[PATCH] capabilities: introduce per-process capability bounding set (v2)

Serge E. Hallyn serue at us.ibm.com
Wed Sep 26 08:37:37 PDT 2007


Two comments on this patch.

One issue that is buggine me is when capabilities are not in the
kernel, we get no warning of that.  You can do PR_SET_CAPBSET,
and PR_GET_CAPBSET shows the right results after.  But you are in
no way constrained by that bset.

It's not clear how to fix that, because of the weird ways in which
commoncap.c is included in the kernel.  There is no config variable
you can rely on to know whether it is included or not.  All values
for cap_bset are valid so I can't rely on an invalid value to mean
we're not using it.  So the only options that come to mind are to
create a a global variable using_capabilities, and define an
__init function in security/commoncap.c that sets that to one.  That,
or really tweak security/Kconfig so we can in fact know when commoncap
will be defined.

Secondly, after setting the bcap, the current process'
capabilities are not reduced.  It takes effect after future
execs.  Is that deemed counterintuitive?  Or will it be
sufficient to properly document that in the prctl manpage?

thanks,
-serge

>From 1236d211e2e1d41a8a60b9577e3d4b509a17de92 Mon Sep 17 00:00:00 2001
From: sergeh at us.ibm.com <hallyn at kernel.(none)>
Date: Mon, 24 Sep 2007 13:02:11 -0700
Subject: [PATCH] capabilities: introduce per-process capability bounding set (v2)

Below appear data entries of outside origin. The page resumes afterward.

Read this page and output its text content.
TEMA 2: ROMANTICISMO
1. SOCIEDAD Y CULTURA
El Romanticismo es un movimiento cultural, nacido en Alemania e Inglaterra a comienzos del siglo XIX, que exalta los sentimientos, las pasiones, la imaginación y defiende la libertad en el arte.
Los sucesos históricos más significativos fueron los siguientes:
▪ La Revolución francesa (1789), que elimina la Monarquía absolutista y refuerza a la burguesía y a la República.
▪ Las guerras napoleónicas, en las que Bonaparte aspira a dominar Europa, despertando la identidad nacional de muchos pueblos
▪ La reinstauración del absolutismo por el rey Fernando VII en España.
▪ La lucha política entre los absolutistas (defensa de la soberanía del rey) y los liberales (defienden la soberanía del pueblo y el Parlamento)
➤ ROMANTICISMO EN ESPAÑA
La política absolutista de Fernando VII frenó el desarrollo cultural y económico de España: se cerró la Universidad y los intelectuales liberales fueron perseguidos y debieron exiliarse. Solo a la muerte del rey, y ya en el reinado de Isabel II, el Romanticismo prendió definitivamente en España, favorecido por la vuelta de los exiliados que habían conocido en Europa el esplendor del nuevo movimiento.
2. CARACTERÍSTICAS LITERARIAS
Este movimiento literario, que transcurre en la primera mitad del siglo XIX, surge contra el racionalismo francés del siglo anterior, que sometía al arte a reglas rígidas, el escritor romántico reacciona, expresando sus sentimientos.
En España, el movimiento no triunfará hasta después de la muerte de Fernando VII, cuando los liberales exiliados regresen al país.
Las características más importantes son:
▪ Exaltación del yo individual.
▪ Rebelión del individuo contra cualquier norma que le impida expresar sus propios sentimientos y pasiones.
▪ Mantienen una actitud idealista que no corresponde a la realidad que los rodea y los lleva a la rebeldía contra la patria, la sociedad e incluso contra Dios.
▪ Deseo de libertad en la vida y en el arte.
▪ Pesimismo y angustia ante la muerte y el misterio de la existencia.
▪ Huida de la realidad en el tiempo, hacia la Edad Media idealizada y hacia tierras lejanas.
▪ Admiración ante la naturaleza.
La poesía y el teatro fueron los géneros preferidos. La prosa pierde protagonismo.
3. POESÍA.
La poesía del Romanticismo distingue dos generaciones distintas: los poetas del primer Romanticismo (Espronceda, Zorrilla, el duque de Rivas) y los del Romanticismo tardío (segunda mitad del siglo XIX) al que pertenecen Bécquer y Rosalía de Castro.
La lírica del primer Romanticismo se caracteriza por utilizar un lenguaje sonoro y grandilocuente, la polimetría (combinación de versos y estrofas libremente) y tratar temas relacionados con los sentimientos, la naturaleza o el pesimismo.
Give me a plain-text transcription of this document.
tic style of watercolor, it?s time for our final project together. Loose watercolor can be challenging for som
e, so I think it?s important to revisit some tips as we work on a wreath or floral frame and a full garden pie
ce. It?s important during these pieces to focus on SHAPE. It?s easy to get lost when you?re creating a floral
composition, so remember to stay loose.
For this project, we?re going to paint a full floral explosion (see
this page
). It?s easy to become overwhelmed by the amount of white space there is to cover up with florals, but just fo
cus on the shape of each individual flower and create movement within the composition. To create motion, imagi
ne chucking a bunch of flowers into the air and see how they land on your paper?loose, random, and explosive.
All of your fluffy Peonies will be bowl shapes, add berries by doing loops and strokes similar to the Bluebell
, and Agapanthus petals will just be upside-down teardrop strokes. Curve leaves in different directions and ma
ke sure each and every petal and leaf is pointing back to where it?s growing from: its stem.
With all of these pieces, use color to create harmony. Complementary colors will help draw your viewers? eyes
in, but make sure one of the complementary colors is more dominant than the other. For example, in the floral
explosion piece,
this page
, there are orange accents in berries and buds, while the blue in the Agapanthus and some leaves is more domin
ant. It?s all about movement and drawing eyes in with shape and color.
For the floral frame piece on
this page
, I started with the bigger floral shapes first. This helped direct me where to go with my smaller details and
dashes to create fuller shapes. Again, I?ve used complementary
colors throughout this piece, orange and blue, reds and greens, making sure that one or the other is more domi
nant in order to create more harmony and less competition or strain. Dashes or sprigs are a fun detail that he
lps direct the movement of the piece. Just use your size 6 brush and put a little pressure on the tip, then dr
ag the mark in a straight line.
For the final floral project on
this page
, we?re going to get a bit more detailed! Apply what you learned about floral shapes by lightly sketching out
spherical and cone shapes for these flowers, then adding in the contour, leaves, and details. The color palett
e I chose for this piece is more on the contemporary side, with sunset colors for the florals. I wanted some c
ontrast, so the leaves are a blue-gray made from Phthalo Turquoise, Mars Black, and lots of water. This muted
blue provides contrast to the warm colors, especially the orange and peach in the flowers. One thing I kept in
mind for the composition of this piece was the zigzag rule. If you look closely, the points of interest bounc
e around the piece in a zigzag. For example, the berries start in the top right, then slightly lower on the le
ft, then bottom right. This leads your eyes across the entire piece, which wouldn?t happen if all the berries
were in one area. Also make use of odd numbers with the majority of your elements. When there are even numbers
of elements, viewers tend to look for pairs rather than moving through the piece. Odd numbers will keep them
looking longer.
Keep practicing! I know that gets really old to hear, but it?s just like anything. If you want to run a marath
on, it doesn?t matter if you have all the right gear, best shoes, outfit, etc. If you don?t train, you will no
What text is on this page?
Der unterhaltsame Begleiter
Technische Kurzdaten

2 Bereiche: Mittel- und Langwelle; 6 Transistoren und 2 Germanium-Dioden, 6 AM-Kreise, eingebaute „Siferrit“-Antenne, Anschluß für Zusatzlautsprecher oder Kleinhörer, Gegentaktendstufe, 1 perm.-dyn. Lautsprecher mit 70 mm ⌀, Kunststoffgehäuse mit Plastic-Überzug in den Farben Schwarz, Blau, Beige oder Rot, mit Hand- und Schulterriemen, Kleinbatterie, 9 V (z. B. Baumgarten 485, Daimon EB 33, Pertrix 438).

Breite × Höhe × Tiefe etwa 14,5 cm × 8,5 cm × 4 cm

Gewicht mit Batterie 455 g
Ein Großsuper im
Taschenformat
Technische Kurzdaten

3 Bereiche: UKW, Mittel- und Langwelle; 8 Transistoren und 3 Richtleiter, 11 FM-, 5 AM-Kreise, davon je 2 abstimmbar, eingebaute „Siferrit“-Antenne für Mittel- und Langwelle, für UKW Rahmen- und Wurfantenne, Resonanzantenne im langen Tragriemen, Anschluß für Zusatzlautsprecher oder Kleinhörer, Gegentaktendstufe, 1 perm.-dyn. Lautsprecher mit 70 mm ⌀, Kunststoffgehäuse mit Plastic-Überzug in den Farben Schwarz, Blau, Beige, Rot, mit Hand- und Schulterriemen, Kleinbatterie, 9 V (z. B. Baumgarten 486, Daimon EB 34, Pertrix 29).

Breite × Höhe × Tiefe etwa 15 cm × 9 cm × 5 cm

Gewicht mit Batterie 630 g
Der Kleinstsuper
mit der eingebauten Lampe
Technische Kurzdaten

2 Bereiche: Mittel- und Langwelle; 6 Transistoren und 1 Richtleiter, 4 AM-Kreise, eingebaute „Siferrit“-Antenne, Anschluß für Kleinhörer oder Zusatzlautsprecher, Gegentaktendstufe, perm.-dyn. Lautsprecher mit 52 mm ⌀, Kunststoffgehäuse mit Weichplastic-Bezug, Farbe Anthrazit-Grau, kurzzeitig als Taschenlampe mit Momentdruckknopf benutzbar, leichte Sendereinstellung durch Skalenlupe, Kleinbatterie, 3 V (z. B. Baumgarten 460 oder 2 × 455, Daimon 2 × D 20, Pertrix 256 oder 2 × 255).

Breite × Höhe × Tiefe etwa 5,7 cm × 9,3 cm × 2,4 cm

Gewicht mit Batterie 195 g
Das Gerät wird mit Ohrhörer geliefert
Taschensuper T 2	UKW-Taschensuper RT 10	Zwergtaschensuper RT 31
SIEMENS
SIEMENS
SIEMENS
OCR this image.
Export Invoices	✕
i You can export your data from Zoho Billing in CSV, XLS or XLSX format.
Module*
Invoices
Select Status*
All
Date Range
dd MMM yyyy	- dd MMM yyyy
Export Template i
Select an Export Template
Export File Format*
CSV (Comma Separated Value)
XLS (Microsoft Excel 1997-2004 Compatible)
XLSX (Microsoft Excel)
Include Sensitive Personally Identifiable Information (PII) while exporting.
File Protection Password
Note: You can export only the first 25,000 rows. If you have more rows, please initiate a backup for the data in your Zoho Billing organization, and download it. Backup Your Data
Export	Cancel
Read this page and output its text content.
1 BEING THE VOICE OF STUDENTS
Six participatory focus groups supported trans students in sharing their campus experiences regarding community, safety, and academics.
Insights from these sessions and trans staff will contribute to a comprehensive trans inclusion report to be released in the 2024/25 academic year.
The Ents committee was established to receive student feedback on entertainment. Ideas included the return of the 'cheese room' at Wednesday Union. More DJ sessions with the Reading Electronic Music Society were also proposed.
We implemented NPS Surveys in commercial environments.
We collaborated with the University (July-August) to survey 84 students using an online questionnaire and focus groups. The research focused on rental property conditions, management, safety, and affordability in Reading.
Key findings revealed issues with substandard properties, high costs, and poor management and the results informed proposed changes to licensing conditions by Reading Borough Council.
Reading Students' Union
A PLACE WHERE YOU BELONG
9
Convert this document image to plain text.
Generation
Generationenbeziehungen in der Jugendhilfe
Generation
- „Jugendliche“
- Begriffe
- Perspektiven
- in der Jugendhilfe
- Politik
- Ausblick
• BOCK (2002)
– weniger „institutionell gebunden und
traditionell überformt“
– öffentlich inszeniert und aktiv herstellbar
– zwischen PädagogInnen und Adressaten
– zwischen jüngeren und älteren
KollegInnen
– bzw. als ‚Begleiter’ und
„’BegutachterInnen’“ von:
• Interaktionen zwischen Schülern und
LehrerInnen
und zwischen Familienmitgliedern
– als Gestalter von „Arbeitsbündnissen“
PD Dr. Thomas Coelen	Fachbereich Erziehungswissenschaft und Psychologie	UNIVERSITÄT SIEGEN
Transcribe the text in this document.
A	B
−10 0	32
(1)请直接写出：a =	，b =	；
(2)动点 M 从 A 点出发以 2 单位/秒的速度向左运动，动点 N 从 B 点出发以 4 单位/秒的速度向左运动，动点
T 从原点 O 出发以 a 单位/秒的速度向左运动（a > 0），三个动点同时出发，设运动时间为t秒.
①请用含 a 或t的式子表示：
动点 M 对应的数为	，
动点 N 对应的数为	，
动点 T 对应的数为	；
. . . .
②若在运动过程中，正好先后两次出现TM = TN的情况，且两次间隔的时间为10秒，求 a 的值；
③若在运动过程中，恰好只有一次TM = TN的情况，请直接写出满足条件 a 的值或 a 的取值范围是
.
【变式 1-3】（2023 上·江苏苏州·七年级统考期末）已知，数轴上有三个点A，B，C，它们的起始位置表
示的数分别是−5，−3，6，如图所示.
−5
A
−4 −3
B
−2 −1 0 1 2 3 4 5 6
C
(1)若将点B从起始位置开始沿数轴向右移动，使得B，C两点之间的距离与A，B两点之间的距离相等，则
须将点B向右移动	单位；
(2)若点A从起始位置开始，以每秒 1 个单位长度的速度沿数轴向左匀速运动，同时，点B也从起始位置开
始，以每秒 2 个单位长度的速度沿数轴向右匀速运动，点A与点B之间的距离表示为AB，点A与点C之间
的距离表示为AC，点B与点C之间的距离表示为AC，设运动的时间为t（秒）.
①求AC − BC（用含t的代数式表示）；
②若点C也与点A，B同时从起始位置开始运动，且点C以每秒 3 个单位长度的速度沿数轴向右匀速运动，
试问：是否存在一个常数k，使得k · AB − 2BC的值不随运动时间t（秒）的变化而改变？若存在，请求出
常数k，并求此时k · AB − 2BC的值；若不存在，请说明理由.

The capability bounding set is a set beyond which capabilities
cannot grow.  Currently cap_bset is per-system.  It can be
manipulated through sysctl, but only init can add capabilities.
Root can remove capabilities.  By default it includes all caps
except CAP_SETPCAP.

This patch makes the bounding set per-process.  It is inherited
at fork from parent.  Noone can add elements, CAP_SYS_ADMIN is
required to remove them.  Perhaps a new capability should be
introduced to control the ability to remove capabilities, in
order to help prevent running a privileged app with enough
privs to be dangerous but not enough to be successful.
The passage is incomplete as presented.